The European Commission has warned its member states to beef up their efforts to cut spam, spyware and malicious software, after research showed that up to 85 per cent of all email received in the European Union is unsolicited.
The findings come four years after the EU adopted anti-spam legislation in the form of the e-privacy directive. "It is time to turn the repeated political concern about spam into concrete actions to fight spam," Viviane Reding, the commissioner for Information Society and Media, said in a statement on Monday.
If there is no improvement by this time next year, Reding will consider introducing new legislative measures to fight the scourge, she said.
She pointed to the Netherlands as an example of how the current legal regime can be used to cut spam. Holland’s spam-busting unit, known by the initials OPTA, has just five full-time staff and €570,000 worth of equipment, and has succeeded in cutting spam by 85 per cent. “I'd like to see other countries achieving similar results through more efficient enforcement,” Reding said.
Finland was also singled out for praise. A filtering system there has cut the amount of spam to 30 per cent of all email, from 80 per cent two years ago, the Commission said.

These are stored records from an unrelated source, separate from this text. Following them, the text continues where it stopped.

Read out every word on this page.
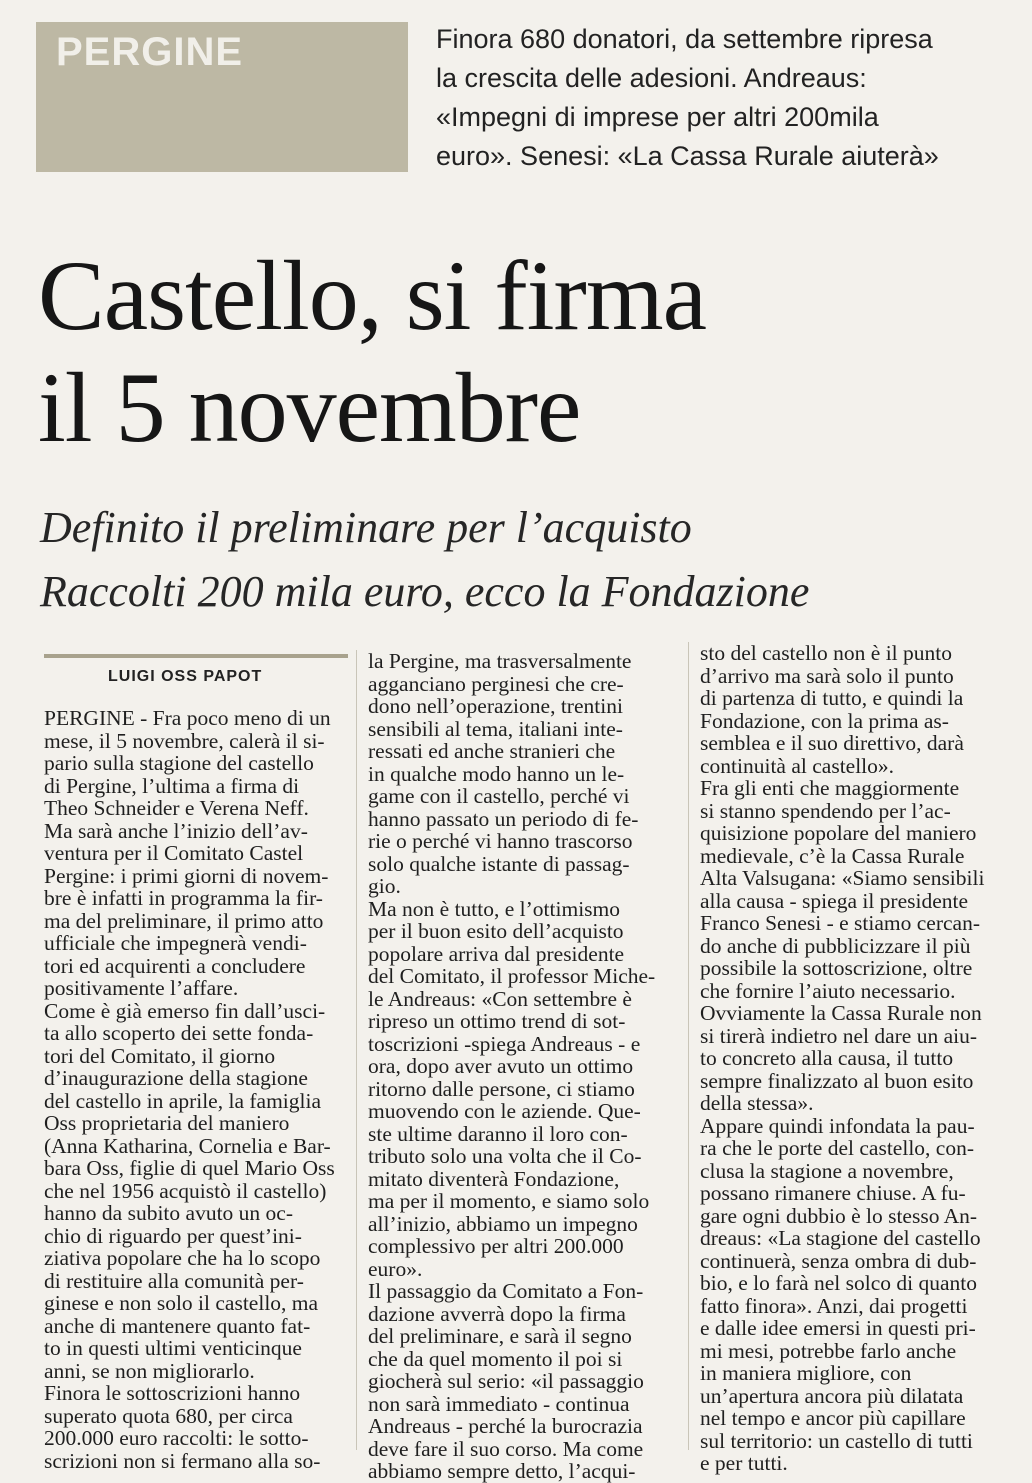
PERGINE	Finora 680 donatori, da settembre ripresa
la crescita delle adesioni. Andreaus:
«Impegni di imprese per altri 200mila
euro». Senesi: «La Cassa Rurale aiuterà»
Castello, si firma
il 5 novembre
Definito il preliminare per l’acquisto
Raccolti 200 mila euro, ecco la Fondazione
LUIGI OSS PAPOT
PERGINE - Fra poco meno di un
mese, il 5 novembre, calerà il si-
pario sulla stagione del castello
di Pergine, l’ultima a firma di
Theo Schneider e Verena Neff.
Ma sarà anche l’inizio dell’av-
ventura per il Comitato Castel
Pergine: i primi giorni di novem-
bre è infatti in programma la fir-
ma del preliminare, il primo atto
ufficiale che impegnerà vendi-
tori ed acquirenti a concludere
positivamente l’affare.
Come è già emerso fin dall’usci-
ta allo scoperto dei sette fonda-
tori del Comitato, il giorno
d’inaugurazione della stagione
del castello in aprile, la famiglia
Oss proprietaria del maniero
(Anna Katharina, Cornelia e Bar-
bara Oss, figlie di quel Mario Oss
che nel 1956 acquistò il castello)
hanno da subito avuto un oc-
chio di riguardo per quest’ini-
ziativa popolare che ha lo scopo
di restituire alla comunità per-
ginese e non solo il castello, ma
anche di mantenere quanto fat-
to in questi ultimi venticinque
anni, se non migliorarlo.
Finora le sottoscrizioni hanno
superato quota 680, per circa
200.000 euro raccolti: le sotto-
scrizioni non si fermano alla so-
la Pergine, ma trasversalmente
agganciano perginesi che cre-
dono nell’operazione, trentini
sensibili al tema, italiani inte-
ressati ed anche stranieri che
in qualche modo hanno un le-
game con il castello, perché vi
hanno passato un periodo di fe-
rie o perché vi hanno trascorso
solo qualche istante di passag-
gio.
Ma non è tutto, e l’ottimismo
per il buon esito dell’acquisto
popolare arriva dal presidente
del Comitato, il professor Miche-
le Andreaus: «Con settembre è
ripreso un ottimo trend di sot-
toscrizioni -spiega Andreaus - e
ora, dopo aver avuto un ottimo
ritorno dalle persone, ci stiamo
muovendo con le aziende. Que-
ste ultime daranno il loro con-
tributo solo una volta che il Co-
mitato diventerà Fondazione,
ma per il momento, e siamo solo
all’inizio, abbiamo un impegno
complessivo per altri 200.000
euro».
Il passaggio da Comitato a Fon-
dazione avverrà dopo la firma
del preliminare, e sarà il segno
che da quel momento il poi si
giocherà sul serio: «il passaggio
non sarà immediato - continua
Andreaus - perché la burocrazia
deve fare il suo corso. Ma come
abbiamo sempre detto, l’acqui-
sto del castello non è il punto
d’arrivo ma sarà solo il punto
di partenza di tutto, e quindi la
Fondazione, con la prima as-
semblea e il suo direttivo, darà
continuità al castello».
Fra gli enti che maggiormente
si stanno spendendo per l’ac-
quisizione popolare del maniero
medievale, c’è la Cassa Rurale
Alta Valsugana: «Siamo sensibili
alla causa - spiega il presidente
Franco Senesi - e stiamo cercan-
do anche di pubblicizzare il più
possibile la sottoscrizione, oltre
che fornire l’aiuto necessario.
Ovviamente la Cassa Rurale non
si tirerà indietro nel dare un aiu-
to concreto alla causa, il tutto
sempre finalizzato al buon esito
della stessa».
Appare quindi infondata la pau-
ra che le porte del castello, con-
clusa la stagione a novembre,
possano rimanere chiuse. A fu-
gare ogni dubbio è lo stesso An-
dreaus: «La stagione del castello
continuerà, senza ombra di dub-
bio, e lo farà nel solco di quanto
fatto finora». Anzi, dai progetti
e dalle idee emersi in questi pri-
mi mesi, potrebbe farlo anche
in maniera migliore, con
un’apertura ancora più dilatata
nel tempo e ancor più capillare
sul territorio: un castello di tutti
e per tutti.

“We encourage other countries in the Union to develop similar filtering means,” said Martin Selmayr, Reding’s spokesman, at a press conference Monday.
The Commission is urging other countries “to lay down clear lines of responsibility to use the tools available under EU law effectively."
Better cooperation with enforcement authorities from other countries, including countries outside the Union, is essential to defeat the spammers, the Commission said.
The US remains the single biggest source of spam, accounting for 22 per cent of all spam received in the EU, the Commission said. China is the second largest source, accounting for 13 per cent. France and South Korea rank joint third at 6 per cent.
The US and the EU have agreed to tackle spam through joint enforcement initiatives, the Commission said.
Last year, Ferris Research estimated spam to cost €39 billion worldwide, while fellow researcher Computer Economics calculated malicious software to cost €11 billion worldwide.